I would suggest that you first version just be a device driver that
has no encryption, but only the hook for it.  The device driver
skeleton for a disk will be difficult enough, as you have to support a
whole lot of operations just so you can have a place to put the
encryption.  This is exactly the software infrastructure problem in
another context.

After you have a device driver skeleton working, you can add both
hardware and software encryption modules.  There is no need to be
exclusive about this.  It is clear to me from your comments that you
haven't timed any DES routines and done a calculation of increased
latency times, and although I hate to see code development go to
waste, it's your time, not mine.

As far as picking an encryption algorithm, use DES.  DES is the
fastest symmetric keyed block cipher that is thought to be reasonably
secure.  DES is not particularly fast in software; it was designed as
a hardware standard and does lots of bit manipulations.  DES is fast
enough for serial communications, but that 1000 times less the
bandwidth than a hard disk.

Of course, you don't want to run DES in codebook (aka naive) mode.
(Codebook mode is where you just simply map block to block; the
problem is that identical blocks map to identical blocks.)  You'll
want some sort of other mode, like a counter mode, to make sure you
don't get identical ciphertexts.  It is also a bad idea to encrypt the
whole disk with one key; it makes brute force searches much easier.

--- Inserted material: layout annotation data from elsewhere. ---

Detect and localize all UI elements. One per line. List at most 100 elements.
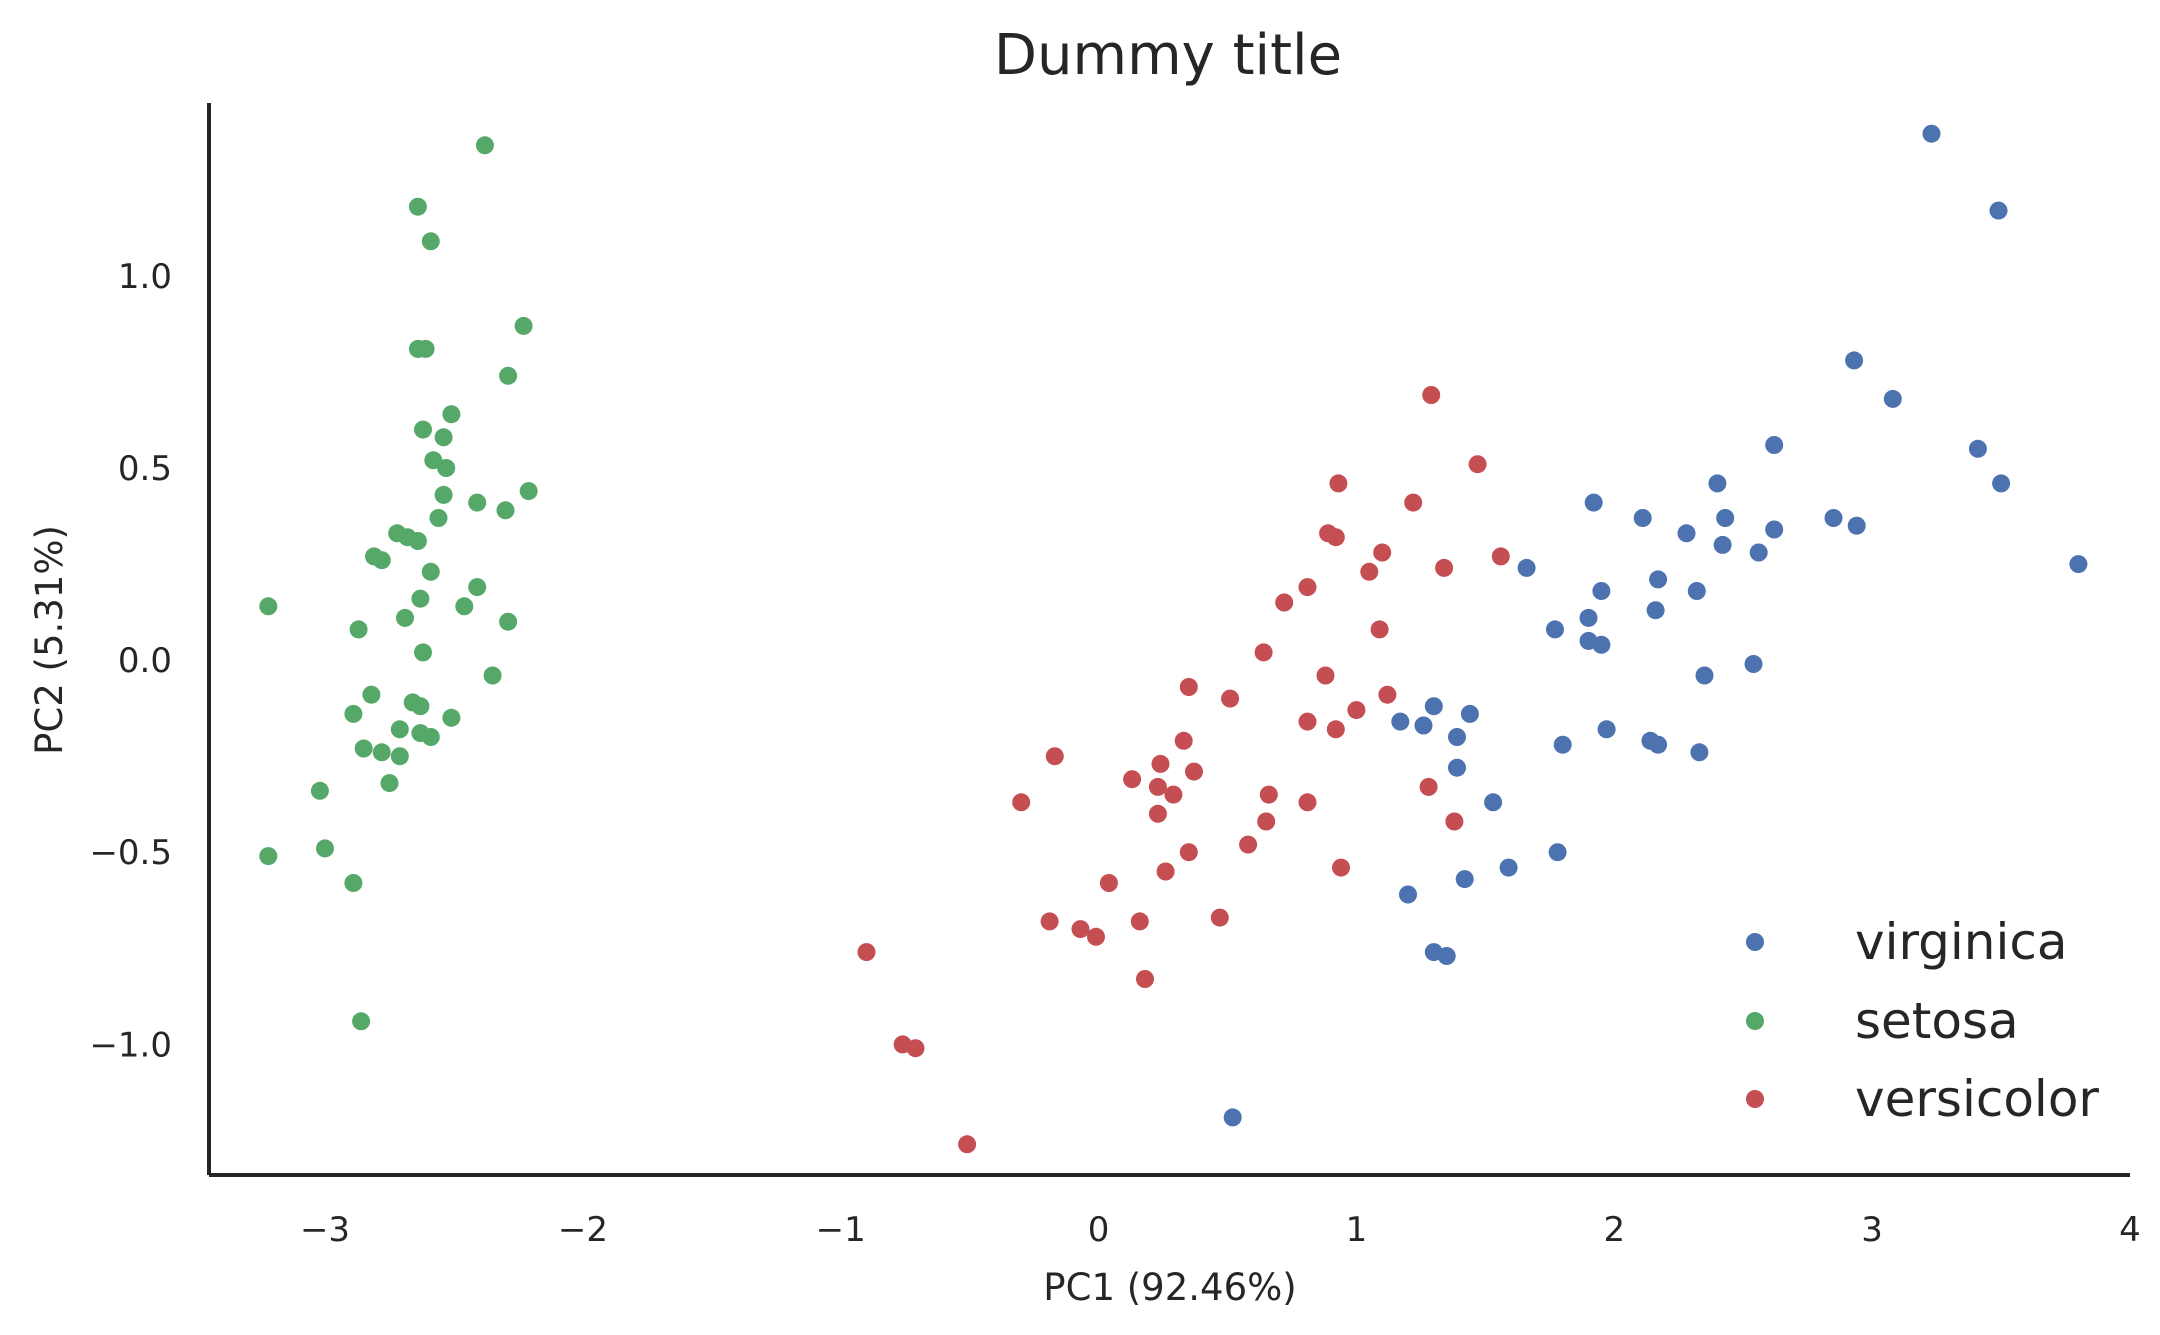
- point-setosa-48: [352, 1012, 371, 1031]
- y-tick-label: −0.5: [89, 833, 172, 873]
- point-versicolor-40: [1210, 908, 1229, 927]
- point-setosa-32: [362, 685, 381, 704]
- point-setosa-13: [434, 485, 453, 504]
- point-setosa-47: [344, 874, 363, 892]
- point-virginica-6: [2069, 555, 2088, 574]
- point-virginica-0: [1922, 124, 1941, 143]
- y-tick-label: 0.0: [118, 641, 172, 681]
- point-virginica-18: [1649, 570, 1668, 589]
- point-versicolor-31: [1419, 777, 1438, 796]
- point-versicolor-49: [958, 1135, 977, 1154]
- point-virginica-42: [1499, 858, 1518, 877]
- point-versicolor-21: [1174, 731, 1193, 750]
- point-setosa-42: [390, 747, 409, 766]
- data-points: [259, 124, 2088, 1154]
- point-virginica-2: [1845, 351, 1864, 370]
- point-versicolor-1: [1468, 455, 1487, 474]
- point-setosa-25: [455, 597, 474, 616]
- point-versicolor-36: [1179, 843, 1198, 862]
- point-versicolor-26: [1148, 777, 1167, 796]
- point-versicolor-25: [1123, 770, 1142, 789]
- point-virginica-43: [1455, 870, 1474, 889]
- point-virginica-34: [1597, 720, 1616, 739]
- point-setosa-26: [259, 597, 278, 616]
- point-versicolor-19: [1298, 712, 1317, 731]
- point-setosa-12: [519, 482, 538, 501]
- point-setosa-36: [442, 708, 461, 727]
- point-virginica-3: [1883, 389, 1902, 408]
- legend-label-setosa: setosa: [1855, 992, 2019, 1050]
- x-axis-label: PC1 (92.46%): [1043, 1266, 1296, 1309]
- legend-label-virginica: virginica: [1855, 913, 2068, 971]
- point-virginica-24: [1592, 635, 1611, 654]
- point-virginica-44: [1399, 885, 1417, 904]
- point-virginica-41: [1548, 843, 1567, 862]
- point-setosa-7: [442, 405, 461, 424]
- point-versicolor-39: [1099, 874, 1118, 892]
- point-versicolor-30: [1298, 793, 1317, 812]
- point-virginica-13: [1824, 509, 1843, 527]
- point-versicolor-9: [1360, 562, 1379, 581]
- point-setosa-21: [372, 551, 391, 570]
- point-setosa-0: [475, 136, 494, 155]
- point-virginica-30: [1460, 704, 1479, 723]
- point-virginica-17: [1677, 524, 1696, 543]
- y-tick-label: 1.0: [118, 257, 172, 297]
- point-versicolor-8: [1435, 558, 1454, 577]
- point-versicolor-43: [1071, 920, 1090, 939]
- point-versicolor-10: [1298, 578, 1317, 597]
- point-virginica-4: [1968, 439, 1987, 458]
- point-setosa-22: [421, 562, 440, 581]
- chart-title: Dummy title: [994, 23, 1342, 88]
- point-virginica-38: [1690, 743, 1709, 762]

Your keying material should be long.  I earlier suggested one key per
track.  These keys are going to have to be stored somewhere, and the
disk is the wrong place for it, clearly.  This implies that the user
is going to have to have some key-holding device (likely a diskette)
which will be necessary in order to unlock the partition.  the keying
material should be password protected.  This device will be have to
used at boot time if anything necessary to boot is stored on the
encrypted partition.

Keying material will need to be backed up.  This should be made as
painless as possible, otherwise there will be plenty of people losing
whole drives.

Keys in the driver should time out after some specifiable period.
Files that are open when the time-out occurs and the programs that
have them open are going to have to be dealt with gracefully.

This model of using a device driver means that there is going to have
to be at least two partitions on the disk: one to boot from, and one
to be encrypted.  The device driver itself and the operating system
can't be on the encrypted disk, because those components must be
loaded before the encrypted disk is accessible.  Most people are not
going to go out and buy a new disk to be the encrypted partition.
Thus, this is going to mean a full backup of the existing disk, an
operation with FDISK to do the partitioning, then, assuming the driver
works right the first time, restoring everything else on the encrypted
partition.  What is the effect of _this_ on user acceptance?